Fazla inek sütü kansızlık yapabildiğinden günde yarım litreden fazla tüketilmemelidir. Demir içeren İlaçların bazı yan etkileri vardır-Dişler geçici olarak siyaha boyanabilir, ilaçlar dil köküne doğru verilirse boyanma çok az olacaktır.Kakada koyu renk oluşabilir.Bulantı, kusma, ishal ya da karın ağrısı görülebilir. Yakınmalar sürekli olursa doz azaltılır ya da ilaç grubu değiştirilir.Hastanın kan hemoglobin düzeyi yaşına göre normal düzeye gelinceye kadar demir ilaçlarına devam edilir.
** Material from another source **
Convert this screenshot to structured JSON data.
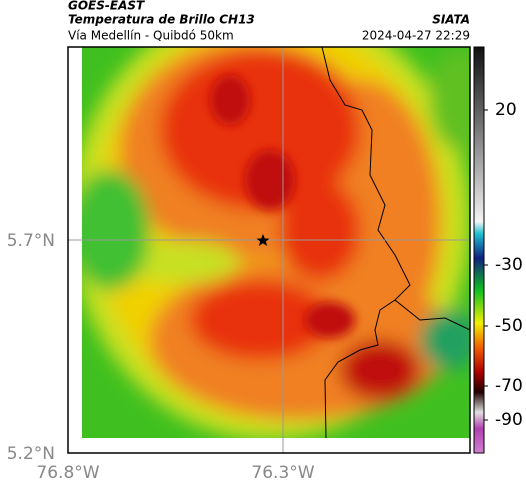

Kan düzeyi normale ulaştıktan sonra vücudun demir depolarının dolması amacıyla da yarı dozda 1-2 ay daha ilaç alımı sürdürülür.Çocukların büyüme dönemi tamamlanana kadar her yıl bir kere 18 yaşına kadar kan tahlili ve demir ölçümü yaptırması ,kişinin daha sağlıklı büyümesi için iyi olacaktır.